Фио с нетерпением ожидала возвращения подруги, которая была ее последней зацепкой в этой реальности, а вернее, в той, в прошлой, чей аромат прельщал ее куда больше, чем нынешний, навязанный ей запах успеха. Она решила сходить к Мише Шима и полакомиться блинами, но ее желудок будто странным образом подменили — он отказывался принимать еду, которую так любил раньше.
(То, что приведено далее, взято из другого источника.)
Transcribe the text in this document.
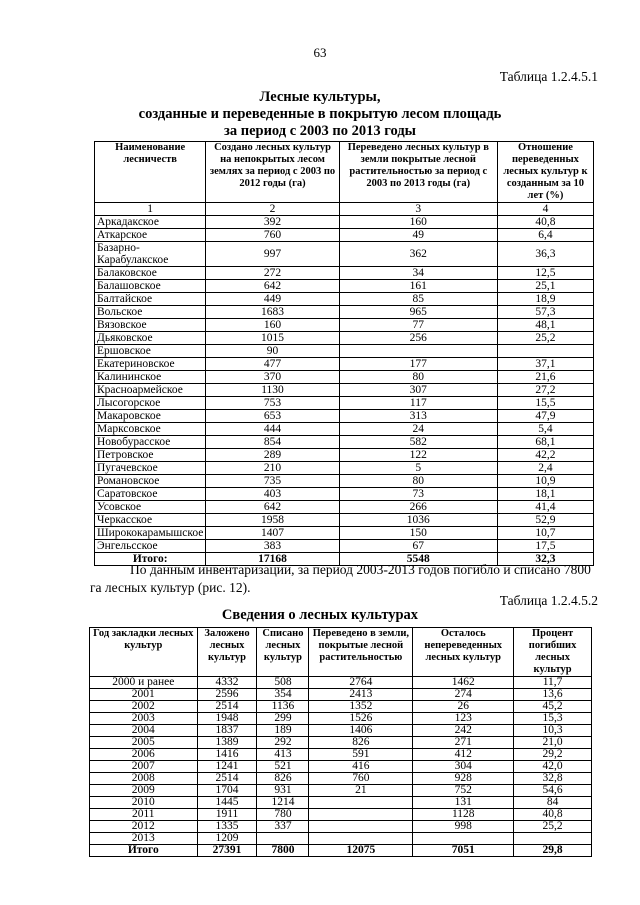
63
Таблица 1.2.4.5.1
Лесные культуры,
созданные и переведенные в покрытую лесом площадь
за период с 2003 по 2013 годы
Наименование лесничеств	Создано лесных культур на непокрытых лесом землях за период с 2003 по 2012 годы (га)	Переведено лесных культур в земли покрытые лесной растительностью за период с 2003 по 2013 годы (га)	Отношение переведенных лесных культур к созданным за 10 лет (%)
1	2	3	4
Аркадакское	392	160	40,8
Аткарское	760	49	6,4
Базарно-Карабулакское	997	362	36,3
Балаковское	272	34	12,5
Балашовское	642	161	25,1
Балтайское	449	85	18,9
Вольское	1683	965	57,3
Вязовское	160	77	48,1
Дьяковское	1015	256	25,2
Ершовское	90		
Екатериновское	477	177	37,1
Калининское	370	80	21,6
Красноармейское	1130	307	27,2
Лысогорское	753	117	15,5
Макаровское	653	313	47,9
Марксовское	444	24	5,4
Новобурасское	854	582	68,1
Петровское	289	122	42,2
Пугачевское	210	5	2,4
Романовское	735	80	10,9
Саратовское	403	73	18,1
Усовское	642	266	41,4
Черкасское	1958	1036	52,9
Ширококарамышское	1407	150	10,7
Энгельсское	383	67	17,5
Итого:	17168	5548	32,3
По данным инвентаризации, за период 2003-2013 годов погибло и списано 7800 га лесных культур (рис. 12).
Таблица 1.2.4.5.2
Сведения о лесных культурах
Год закладки лесных культур	Заложено лесных культур	Списано лесных культур	Переведено в земли, покрытые лесной растительностью	Осталось непереведенных лесных культур	Процент погибших лесных культур
2000 и ранее	4332	508	2764	1462	11,7
2001	2596	354	2413	274	13,6
2002	2514	1136	1352	26	45,2
2003	1948	299	1526	123	15,3
2004	1837	189	1406	242	10,3
2005	1389	292	826	271	21,0
2006	1416	413	591	412	29,2
2007	1241	521	416	304	42,0
2008	2514	826	760	928	32,8
2009	1704	931	21	752	54,6
2010	1445	1214		131	84
2011	1911	780		1128	40,8
2012	1335	337		998	25,2
2013	1209				
Итого	27391	7800	12075	7051	29,8
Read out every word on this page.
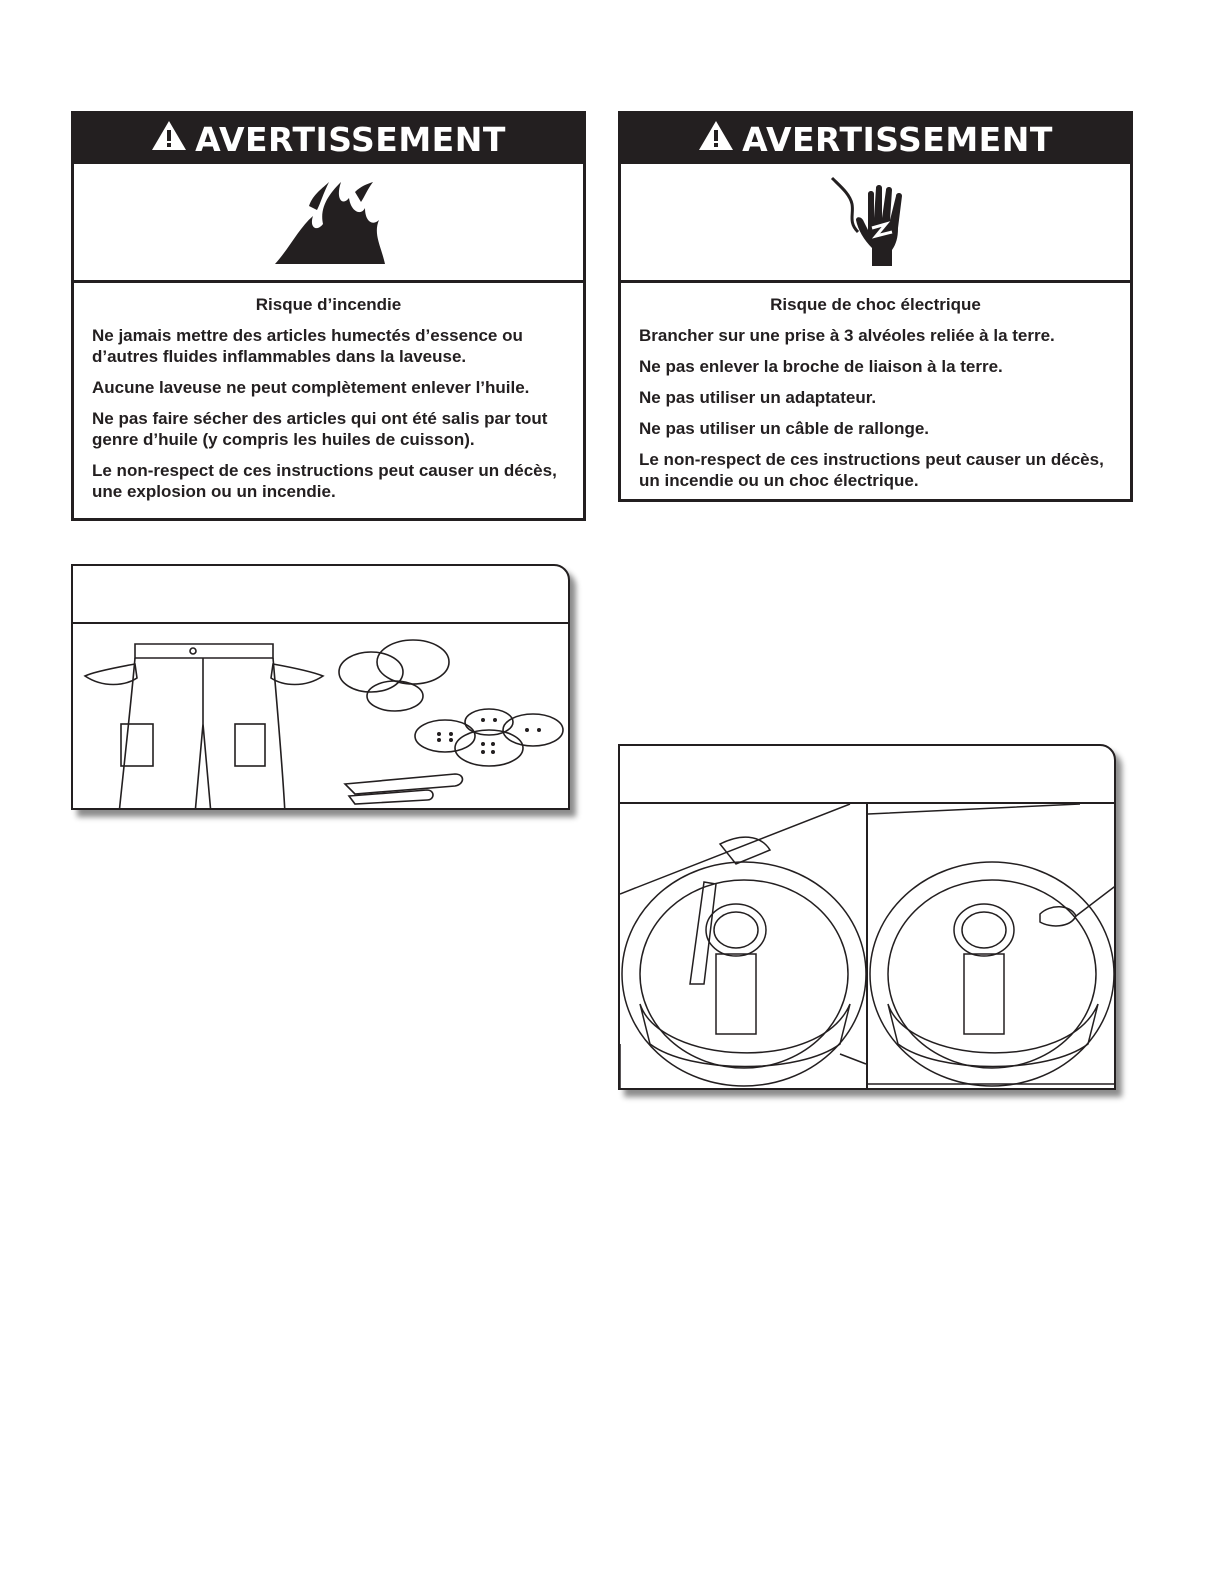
AVERTISSEMENT
Risque d’incendie

Ne jamais mettre des articles humectés d’essence ou d’autres fluides inflammables dans la laveuse.

Aucune laveuse ne peut complètement enlever l’huile.

Ne pas faire sécher des articles qui ont été salis par tout genre d’huile (y compris les huiles de cuisson).

Le non-respect de ces instructions peut causer un décès, une explosion ou un incendie.

AVERTISSEMENT
Risque de choc électrique

Brancher sur une prise à 3 alvéoles reliée à la terre.

Ne pas enlever la broche de liaison à la terre.

Ne pas utiliser un adaptateur.

Ne pas utiliser un câble de rallonge.

Le non-respect de ces instructions peut causer un décès, un incendie ou un choc électrique.
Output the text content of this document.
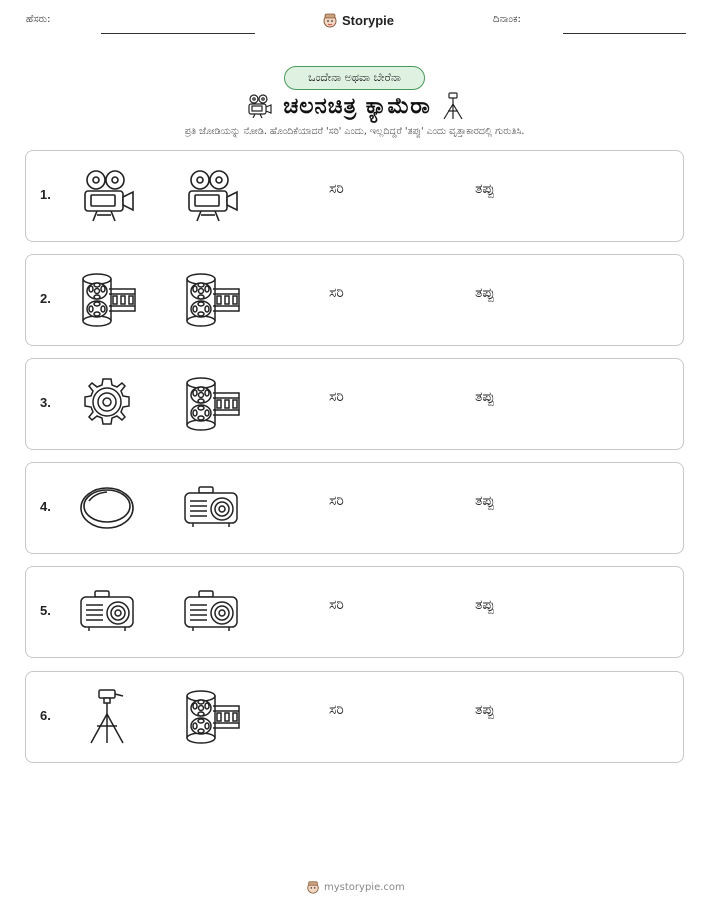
ಹೆಸರು:	Storypie	ದಿನಾಂಕ:
ಒಂದೇನಾ ಅಥವಾ ಬೇರೆನಾ
ಚಲನಚಿತ್ರ ಕ್ಯಾಮೆರಾ
ಪ್ರತಿ ಜೋಡಿಯನ್ನು ನೋಡಿ. ಹೊಂದಿಕೆಯಾದರೆ 'ಸರಿ' ಎಂದು, ಇಲ್ಲದಿದ್ದರೆ 'ತಪ್ಪು' ಎಂದು ವೃತ್ತಾಕಾರದಲ್ಲಿ ಗುರುತಿಸಿ.
1.	ಸರಿ	ತಪ್ಪು
2.	ಸರಿ	ತಪ್ಪು
3.	ಸರಿ	ತಪ್ಪು
4.	ಸರಿ	ತಪ್ಪು
5.	ಸರಿ	ತಪ್ಪು
6.	ಸರಿ	ತಪ್ಪು
mystorypie.com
Наряды от Оттавиани не выдержали стирки в машине-автомате прачечной самообслуживания на улице Пиат. Пушистые ткани съежились. Фио выбросила вещи без всякого сожаления и с удовольствием вернулась к своим старым джинсам.
Ее встреча с Гранвелем уже канула в прошлое — как давно это было, она не смогла бы сказать. Раньше каждый день отличался от другого бесчисленным количеством того, что не случалось, и этим ее жизнь напоминала ее пустой дом. Но в последнее время разные события, никак не считаясь с ее волей и вкусами, врывались в ее дни, словно грабители, которые ничего не крали, а, наоборот, насыщали ее мир. С той же скоростью заполнялась ее квартира: подарки, цветы, книги ей доставляли с нарочными, корреспонденция не вмещалась в почтовый ящик. Какой-то галерист прислал ей странную штуку под названием «пашмина». Не найдя пашмине применения, Фио отдала ее Мише Шиме, которая приспособила ее под скатерть. За эти два месяца в ее записной книжке появилось больше имен, нежели за предыдущие двадцать лет жизни; нередко она натыкалась на собственной рукой записанную встречу, не имея ни малейшего понятия о том, что это за человек и почему она должна с ним встретиться. Вот и сегодня вечером ее ждали в «В&М». Она позвонила Шарлю Фольке, чтобы получить разъяснения.